The Maritime Employers Association has said Ottawa could choose to intervene by imposing binding arbitration — rendered by a federally appointed mediator — or back-to-work legislation, though Parliament is not slated to reconvene until Sept. 21.
Quebec and Ontario stopped short of specifying how they would like Ottawa to act, with Queen’s Park simply “calling on the federal government to exercise its leadership in order to facilitate a resolution.”
The labour action by 1,125 dockworkers, who have been without a collective agreement since September 2018, revolves largely around wages and scheduling, with workers routinely working 19 days out of 21 due to heavy traffic through the port, according to the Canadian Union of Public Employees.
The strike, launched on Aug. 10, has so far diverted eight container ships to Halifax, Saint John, N.B., and New York City, impacting thousands of importers and exporters and halting most of the 2,500 trucks that roll in and out of the port daily, port employers say.
The union has stopped mooring services except for grain vessels and supplies to Newfoundland and Labrador in order to comply with the federal labour code and a decision rendered by the Canada Industrial Relations Board, respectively.
Martin Tessier, head of the employers association, has proposed to negotiate with CUPE over the next 45 to 60 days, culminating in binding arbitration if the two sides remain at loggerheads.
A port shutdown disrupts the flow of medical supplies, automotive parts, retail and manufacturing goods and bulk products, with higher prices as the end result for consumers, Tessier said.
The cost of importing or exporting a single container to or from the Montreal area goes up by between $350 to $600 if it comes by way of another port, according to Quebec’s economy ministry.
CUPE declined to comment on the developments Monday.

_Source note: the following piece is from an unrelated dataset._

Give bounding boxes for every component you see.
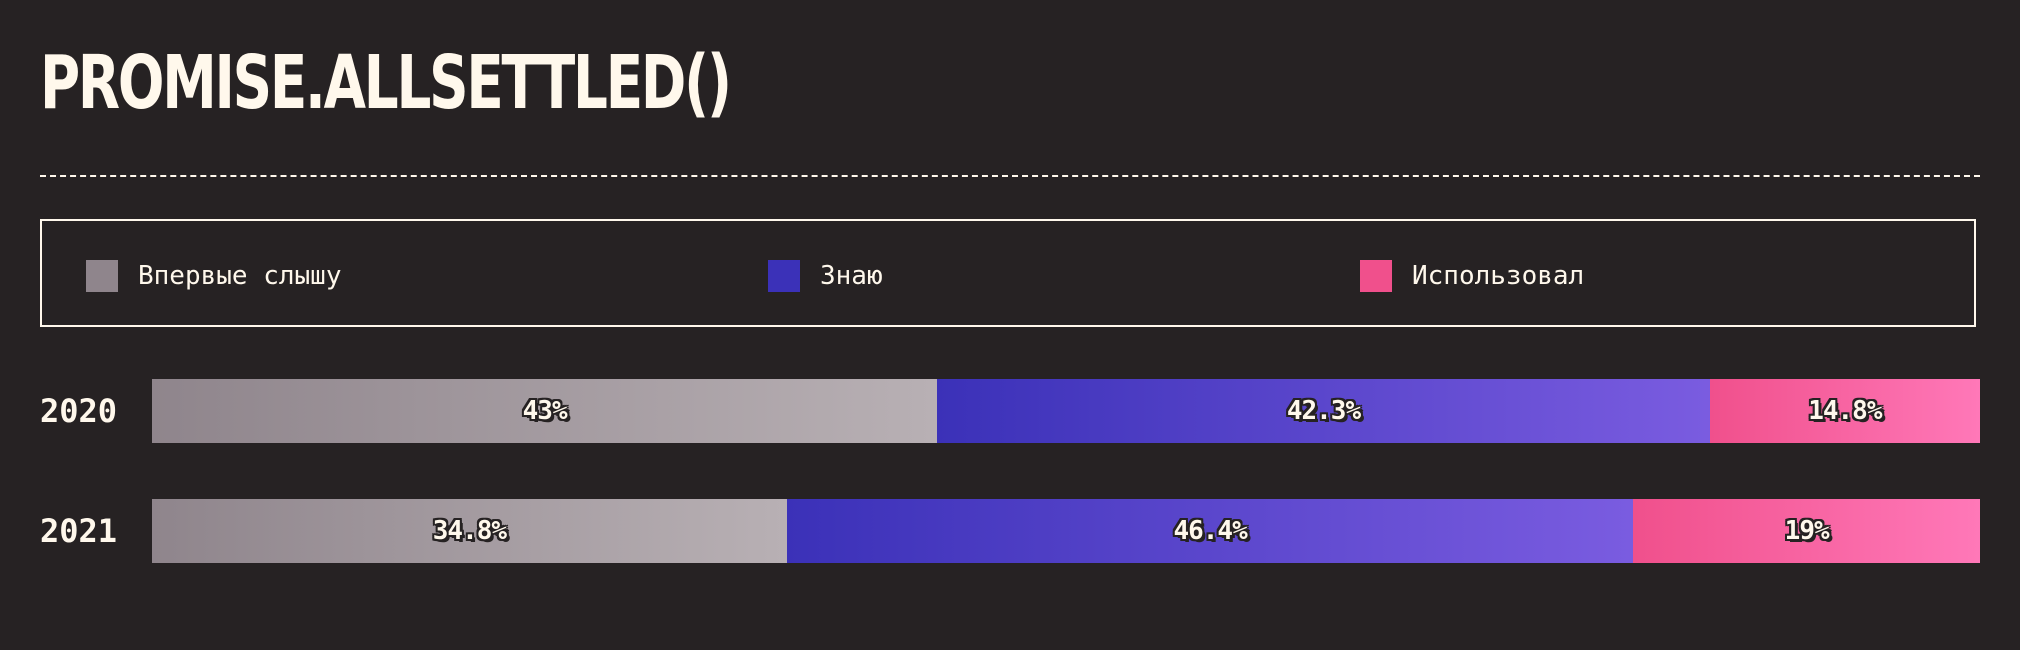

The broader showdown between management and union follows a 21-month battle over the definition of “essential service” amid negotiations for a new collective agreement.
The Canada Industrial Relations Board concluded in June that the employers association had not demonstrated “imminent and serious risks to the health and safety of the public” — the criteria for an essential service — in the event of a strike.
The Maritime Employers Association had asked the board in October 2018 to review whether the workers carry out essential work in a bid to shield the docks from strike threats.